The last question now is, how you can distinguish mathematically a polar from an axial vector. The answer is, how the vectors behave under spatial reflections. A spatial reflection at the origin of the coordinate system for a position vector is defined by ##\vec{r} \rightarrow \vec{r}'=-\vec{r}##. Since of course time has nothing to do with the reflection, by definition it doesn't change. Thus also ##\vec{v}=\dot{\vec{r}}## and ##\vec{a}=\ddot{\vec{r}}## just flip their sign under spatial reflections.
For the rotation of the particle around the ##z## axis we got
$$\vec{v}=\vec{\omega} \times \vec{r}.$$
Now ##\vec{v}## and ##\vec{r}## are polar vectors and thus both flip sign under rotations. For that to be consistent with this formula, you must define that the axial vector ##\vec{\omega}## does NOT flip its sign, i.e., under spatial reflections ##\vec{\omega} \rightarrow \vec{\omega}'=\vec{\omega}##.
So the axial vectors simply don't change at all under spatial reflections while polar vectors flip their sign.

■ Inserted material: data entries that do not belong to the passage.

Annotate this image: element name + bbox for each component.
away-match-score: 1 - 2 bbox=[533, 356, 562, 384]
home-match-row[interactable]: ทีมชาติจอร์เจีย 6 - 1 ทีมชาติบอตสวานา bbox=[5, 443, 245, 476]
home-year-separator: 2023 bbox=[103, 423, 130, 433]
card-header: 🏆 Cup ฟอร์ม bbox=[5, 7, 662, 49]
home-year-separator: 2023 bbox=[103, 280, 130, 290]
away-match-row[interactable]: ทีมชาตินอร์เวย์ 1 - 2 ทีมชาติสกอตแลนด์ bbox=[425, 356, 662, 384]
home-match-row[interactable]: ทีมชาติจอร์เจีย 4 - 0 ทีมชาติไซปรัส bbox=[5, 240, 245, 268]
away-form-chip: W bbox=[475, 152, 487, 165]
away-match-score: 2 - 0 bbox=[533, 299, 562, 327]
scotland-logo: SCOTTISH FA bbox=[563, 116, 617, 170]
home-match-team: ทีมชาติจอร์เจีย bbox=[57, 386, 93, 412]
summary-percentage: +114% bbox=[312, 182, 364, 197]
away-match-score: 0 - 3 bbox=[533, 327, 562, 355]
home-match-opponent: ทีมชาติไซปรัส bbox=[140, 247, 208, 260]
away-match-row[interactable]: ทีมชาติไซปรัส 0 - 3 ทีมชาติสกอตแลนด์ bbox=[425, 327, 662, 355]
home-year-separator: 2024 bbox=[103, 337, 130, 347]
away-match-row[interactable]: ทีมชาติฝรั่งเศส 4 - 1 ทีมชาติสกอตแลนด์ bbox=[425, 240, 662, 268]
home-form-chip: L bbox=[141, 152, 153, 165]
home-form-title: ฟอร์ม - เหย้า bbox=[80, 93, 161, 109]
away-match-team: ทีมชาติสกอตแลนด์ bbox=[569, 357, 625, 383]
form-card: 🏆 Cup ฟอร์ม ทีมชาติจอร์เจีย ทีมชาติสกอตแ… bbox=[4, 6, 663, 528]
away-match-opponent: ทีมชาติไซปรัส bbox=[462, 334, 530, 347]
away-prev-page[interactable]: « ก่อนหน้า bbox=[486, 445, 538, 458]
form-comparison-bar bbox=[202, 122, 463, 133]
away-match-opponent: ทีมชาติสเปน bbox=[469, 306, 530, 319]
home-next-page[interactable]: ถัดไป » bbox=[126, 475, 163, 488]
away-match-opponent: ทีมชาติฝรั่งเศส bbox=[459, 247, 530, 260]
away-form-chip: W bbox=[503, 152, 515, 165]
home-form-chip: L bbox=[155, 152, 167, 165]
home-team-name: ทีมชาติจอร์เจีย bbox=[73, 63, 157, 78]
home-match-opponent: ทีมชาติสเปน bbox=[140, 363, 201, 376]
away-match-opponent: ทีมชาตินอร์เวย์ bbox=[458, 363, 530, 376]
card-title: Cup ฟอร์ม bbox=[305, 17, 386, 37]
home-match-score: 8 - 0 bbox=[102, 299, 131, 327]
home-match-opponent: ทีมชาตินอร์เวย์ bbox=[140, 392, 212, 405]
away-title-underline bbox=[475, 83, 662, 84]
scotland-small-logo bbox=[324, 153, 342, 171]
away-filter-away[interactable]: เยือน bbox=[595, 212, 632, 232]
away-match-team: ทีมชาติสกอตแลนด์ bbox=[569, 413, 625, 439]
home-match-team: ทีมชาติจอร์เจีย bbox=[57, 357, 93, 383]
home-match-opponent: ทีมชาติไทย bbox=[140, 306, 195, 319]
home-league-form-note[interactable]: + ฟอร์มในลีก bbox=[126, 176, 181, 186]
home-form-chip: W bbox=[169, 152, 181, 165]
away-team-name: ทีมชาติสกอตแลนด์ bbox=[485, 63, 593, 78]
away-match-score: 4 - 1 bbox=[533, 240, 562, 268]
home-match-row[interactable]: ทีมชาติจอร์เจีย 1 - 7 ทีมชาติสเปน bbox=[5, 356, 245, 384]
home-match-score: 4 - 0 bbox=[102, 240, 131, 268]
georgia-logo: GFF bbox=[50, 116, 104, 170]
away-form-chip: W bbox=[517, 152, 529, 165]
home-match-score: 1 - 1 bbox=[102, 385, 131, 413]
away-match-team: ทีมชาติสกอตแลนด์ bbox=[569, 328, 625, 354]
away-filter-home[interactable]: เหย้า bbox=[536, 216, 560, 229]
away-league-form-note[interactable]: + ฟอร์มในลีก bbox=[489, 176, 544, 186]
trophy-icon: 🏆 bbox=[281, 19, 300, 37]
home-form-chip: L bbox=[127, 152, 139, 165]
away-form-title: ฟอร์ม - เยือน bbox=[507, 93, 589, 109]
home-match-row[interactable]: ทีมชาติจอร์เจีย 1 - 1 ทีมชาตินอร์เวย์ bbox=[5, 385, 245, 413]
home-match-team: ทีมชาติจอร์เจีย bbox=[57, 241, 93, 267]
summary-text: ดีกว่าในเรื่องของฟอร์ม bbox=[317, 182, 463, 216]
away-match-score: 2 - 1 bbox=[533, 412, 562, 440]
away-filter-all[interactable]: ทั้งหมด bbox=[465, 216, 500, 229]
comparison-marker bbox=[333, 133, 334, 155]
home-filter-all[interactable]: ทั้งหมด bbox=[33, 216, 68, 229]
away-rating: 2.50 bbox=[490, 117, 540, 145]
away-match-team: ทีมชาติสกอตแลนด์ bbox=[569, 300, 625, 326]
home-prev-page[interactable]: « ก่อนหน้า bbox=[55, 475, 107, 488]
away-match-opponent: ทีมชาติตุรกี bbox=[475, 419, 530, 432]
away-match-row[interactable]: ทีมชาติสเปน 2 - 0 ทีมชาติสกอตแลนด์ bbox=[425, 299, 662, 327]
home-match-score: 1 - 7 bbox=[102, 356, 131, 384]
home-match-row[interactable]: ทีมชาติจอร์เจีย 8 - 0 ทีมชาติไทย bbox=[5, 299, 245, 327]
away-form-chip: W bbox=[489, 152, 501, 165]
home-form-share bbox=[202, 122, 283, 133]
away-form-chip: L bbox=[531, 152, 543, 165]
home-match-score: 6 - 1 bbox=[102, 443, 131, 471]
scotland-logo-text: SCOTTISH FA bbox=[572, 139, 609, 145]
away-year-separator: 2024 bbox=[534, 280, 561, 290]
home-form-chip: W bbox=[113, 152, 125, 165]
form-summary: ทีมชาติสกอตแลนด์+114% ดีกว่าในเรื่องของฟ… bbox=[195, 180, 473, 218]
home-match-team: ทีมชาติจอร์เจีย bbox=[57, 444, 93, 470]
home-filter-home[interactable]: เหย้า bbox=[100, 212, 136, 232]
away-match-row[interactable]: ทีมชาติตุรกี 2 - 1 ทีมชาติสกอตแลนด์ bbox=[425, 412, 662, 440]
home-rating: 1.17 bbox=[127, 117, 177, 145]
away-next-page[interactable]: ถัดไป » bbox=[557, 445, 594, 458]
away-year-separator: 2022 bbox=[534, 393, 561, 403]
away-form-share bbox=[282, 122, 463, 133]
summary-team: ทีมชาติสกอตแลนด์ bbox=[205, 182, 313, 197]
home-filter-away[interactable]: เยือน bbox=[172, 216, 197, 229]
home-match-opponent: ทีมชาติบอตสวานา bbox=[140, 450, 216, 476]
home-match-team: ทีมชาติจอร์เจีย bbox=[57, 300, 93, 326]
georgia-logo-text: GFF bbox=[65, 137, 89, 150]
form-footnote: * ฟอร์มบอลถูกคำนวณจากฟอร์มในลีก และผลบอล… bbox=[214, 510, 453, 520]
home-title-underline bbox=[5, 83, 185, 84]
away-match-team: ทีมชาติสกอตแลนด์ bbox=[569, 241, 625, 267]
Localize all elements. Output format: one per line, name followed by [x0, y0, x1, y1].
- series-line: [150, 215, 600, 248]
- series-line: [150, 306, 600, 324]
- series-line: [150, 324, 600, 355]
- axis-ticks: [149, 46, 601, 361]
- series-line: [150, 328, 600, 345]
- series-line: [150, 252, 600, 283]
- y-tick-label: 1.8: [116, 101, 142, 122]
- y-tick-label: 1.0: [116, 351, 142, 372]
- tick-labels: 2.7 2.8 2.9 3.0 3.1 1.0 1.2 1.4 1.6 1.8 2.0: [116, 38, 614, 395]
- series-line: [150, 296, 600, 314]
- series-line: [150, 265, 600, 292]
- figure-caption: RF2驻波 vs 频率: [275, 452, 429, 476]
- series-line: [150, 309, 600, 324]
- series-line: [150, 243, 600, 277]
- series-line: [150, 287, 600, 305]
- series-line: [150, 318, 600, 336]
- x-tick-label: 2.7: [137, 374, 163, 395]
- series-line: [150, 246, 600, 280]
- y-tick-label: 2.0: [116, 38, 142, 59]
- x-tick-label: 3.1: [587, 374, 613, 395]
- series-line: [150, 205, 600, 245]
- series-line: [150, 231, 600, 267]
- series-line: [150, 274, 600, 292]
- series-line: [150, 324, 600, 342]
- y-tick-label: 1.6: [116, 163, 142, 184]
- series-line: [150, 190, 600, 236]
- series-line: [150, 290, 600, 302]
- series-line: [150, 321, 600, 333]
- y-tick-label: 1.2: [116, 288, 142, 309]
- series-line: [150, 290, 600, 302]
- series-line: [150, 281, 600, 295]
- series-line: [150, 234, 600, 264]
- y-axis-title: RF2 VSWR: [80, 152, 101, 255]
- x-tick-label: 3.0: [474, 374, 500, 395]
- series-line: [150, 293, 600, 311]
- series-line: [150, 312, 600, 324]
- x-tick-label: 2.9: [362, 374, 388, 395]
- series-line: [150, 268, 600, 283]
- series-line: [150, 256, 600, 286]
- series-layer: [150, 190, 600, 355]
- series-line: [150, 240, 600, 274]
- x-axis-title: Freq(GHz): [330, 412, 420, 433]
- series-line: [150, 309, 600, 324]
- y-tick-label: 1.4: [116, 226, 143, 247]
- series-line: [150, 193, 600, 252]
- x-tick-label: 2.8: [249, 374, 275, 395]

Another way to see this is to look again at the formula for the velocity of the particle rotating around the ##z## axis. We just take the cross product with ##\vec{r}##:
$$\vec{r} \times \vec{v}=\vec{r} \times (\vec{\omega} \times \vec{r}) = r^2 \vec{\omega}-\vec{r} (\vec{r} \cdot \vec{\omega})=a^2 \vec{\omega}.$$
Now we have expressed the axial vector ##\vec{\omega}## in terms of a cross product of two polar vectors, and obviously under space reflections we have
$$\vec{r} \times \vec{v} \rightarrow \vec{r}' \times \vec{v}'=(-\vec{r}) \times (-\vec{v})=\vec{r} \times \vec{v},$$
i.e., the cross product of two polar vectors is an axial vector.